Vietnam needs in energy will depends on its capicity to import coal

It turns out to be not an easy thing for Vietnam to import coal, because it needs big tonnage ships and deep water ports, while the supply remains limited.
The Vietnam Coal and Mineral Industries Group (Vinacomin) imported 10,000 tonnes of coal last month, the first consignment of imports in the long term coal import strategy. The import has helped Vinacomin understand that it is not an easy thing to import coal in big quantities, because it requires suitable infrastructure conditions.

“The import deal has allowed Vinacomin to understand about the infrastructure conditions we need to have if we want to import more coal,” said Vu Manh Hung, deputy general director of Vinacomin.

Vinacomin, which has been assigned by the government to import coal to provide to power plants, well understand that the 10,000 tonnes of imported coal would make nothing if compared with the big volume of coal needed for power plants.

Experts say that a power plant with the capacity of 1000MW needs 3.2-3.5 million tonnes of coal a year. As such, in order to just serve a 1200MW power plant, Vietnam will need to have one goods-carrying trip a day, if it only uses barge like it did with the latest import consignment. Meanwhile, if it wants to use big tonnage ships, it will have to build suitable deep water seaports, which will cost a lot of money.

According to Dr Nguyen Thanh Son, director of the Song Hong Energy Company, in order to import more than 10 million tonnes of coal a year, Vietnam needs to have the ships with the minimum tonnage of 50,000 tonnes and the seaports with the depth of over 10 meters.

“In order to be able to receive coal at the ports in Australia, we need to have 100,000 tonne ships. Besides, we will have to pay for the carrying of coal from big tonnage ships which can stay on deep water areas to the power plants located far in mainland,” Son said.

As such, the import of coal in big quantities will be far different in the scale, which cannot be compared with the receiving of 10,000 tonnes of coal lately.
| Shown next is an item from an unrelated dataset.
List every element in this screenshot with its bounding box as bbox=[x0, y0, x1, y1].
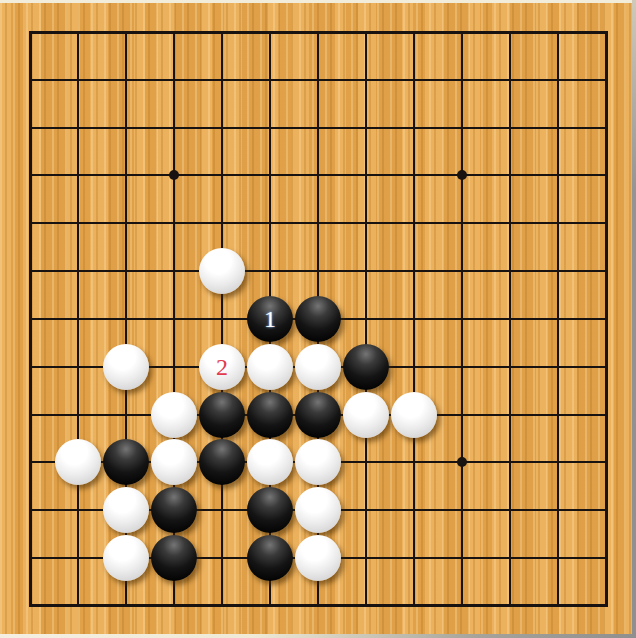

While calculating the investment costs for the Vinh Tan Thermopower plant in Binh Thuan province, investors planned to build a port for importing coal capable to receive 12 million tonnes in the first phase. It was estimated that such a port will need the cost of 200 million dollars.

Since it is unfeasible to seek the money for building the port from the state budget, the investor decided that the investment capital will be deducted from the coal prices and counted on the electricity prices. This means that the electricity production costs will be higher.

Experts believe that Vietnam should rely on the two main markets – Australia and Indonesia, because it will be much more costly to import coal from far markets, such as Russia.

However, it is really not easy to import coal from Australia and Indonesia, according to Dr Son. Vinacomin seems to be unable to import more than 30-50 million tonnes a year, while Vietnam’s demand is much higher than the figures.

“While Vietnam’s demand for coal increases to 100 million tonnes a year, slated for 2025 or 2030, the Chinese demand would be 1600 million tonnes a year,” Son said.

“Meanwhile, China and Japan also seek coal supplies from the above said markets. Meanwhile, China and Japan have bigger advantages than Vietnam in importing coal. They have long term investment strategy, higher efficiency in using coal. They also have bigger ports and can purchase coal at higher prices,” he continued.

The figures released by Vinacomin showed that it would be better to use import coal for power plants than using domestic products. The import price was 73.6 dollars per tonne, and if counting on other expenses, the cost price would be 100.6 dollars per tonne. This is the coal similar to the 10b2 coal that Vinacomin is exporting at 108.6 dollars per tonne.

Meanwhile, with the transportation fee of 14 dollars per tonne to carry coal from Hon Gai to Cat Lai, the price would be 122 dollars per tonne.